Эту внезапную слабину, эту мертвенную оцепенелость Франца Шмидта сразу почувствовал и Иван. Шумно поднялся он, запахивая полы шубы, сказал грубо, напористо:

— Ну, хватит, герр гауптман, хватит! Я к тебе по делу зашел. Противно у тебя одалживаться, да уж ладно — за детишек малых хлопочу. Твои конвоиры коня у меня отняли. Вели отдать.

— Да, да, дядья Ванья, — с какой-то испуганной приниженностью засуетился гауптман. — Ты получишь свой лошадь назад. Где мой шинель? Я прикажу лично... Идем, дядья Ванья, идем! Комм, битте!..

Через минуту они шли по сожженной деревне, направляясь к хлеву. В печных трубах, черневших вдоль улицы, завывал ветер. Под ногами чавкала грязь. Гауптман посвечивал фонариком, выбирая места посуше.

Иванова лошадь стояла у хлева, привязанная к дереву, нераспряженная, хрумкала сеном. Почуяв хозяина, рванулась, радостно заржала. Из темноты вынырнули часовые, гауптман что-то им сказал, они щелкнули каблуками и снова растворились во тьме.

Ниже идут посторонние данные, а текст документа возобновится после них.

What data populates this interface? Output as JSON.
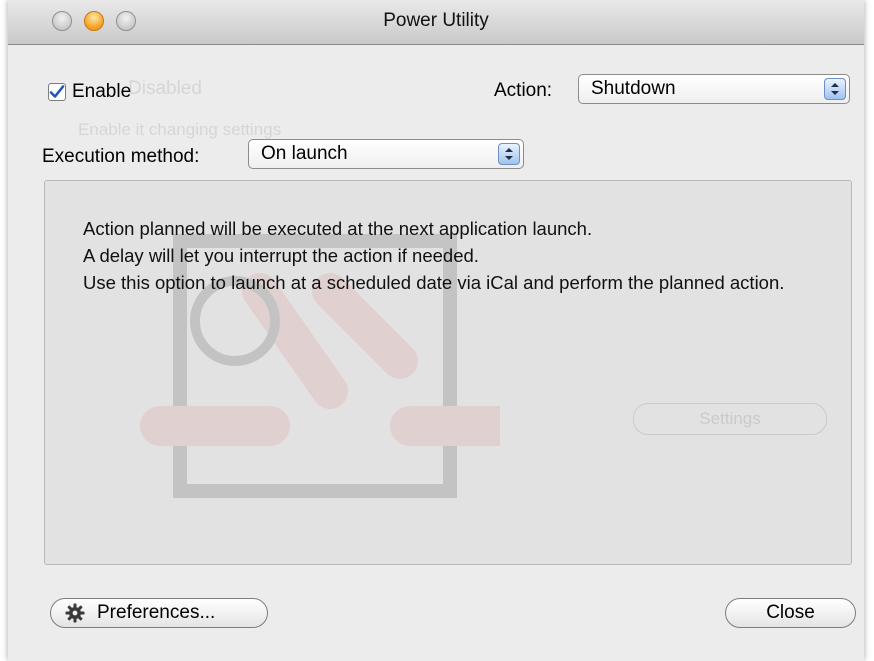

— Что, приказал отдать коня? — спросил Иван. — И на том спасибо, Франц Шмидт. А теперь валяй в свою квартеру — мы с Саней спать будем.

Но гауптман не уходил.

— Хотите верьте, хотите нет, — продолжал свой рассказ Александр Семенович, — а отмочил тот немец под конец такую штуку... Но буду по порядку. Не уходит он, значит, топчется сапогами в грязюке — нервно так топчется — и пуговицы на шинели трогает, бормочет какую-то невнятицу — кажется, задумал что-то. А дядя Ваня знай одно твердит: «Зверь ты лютый, герр гауптман, фашист паршивый». Тогда немец, окончательно распалясь, велел своим конвоирам доставить к нему всю Иванову семью — то есть жену его, маму мою с сестренками. Приволокли их конвоиры грубо, — наверное, думали, что на казнь к начальнику тащат. А он приказал всем нам сесть в телегу и так-то громко объявляет Ивану: дескать, дарит ему жизнь, и семье его дарит. Но чувствовал Иван: толкает его фашист на подлость, чтоб он односельчан бросил. А потом бы нас все равно порешили...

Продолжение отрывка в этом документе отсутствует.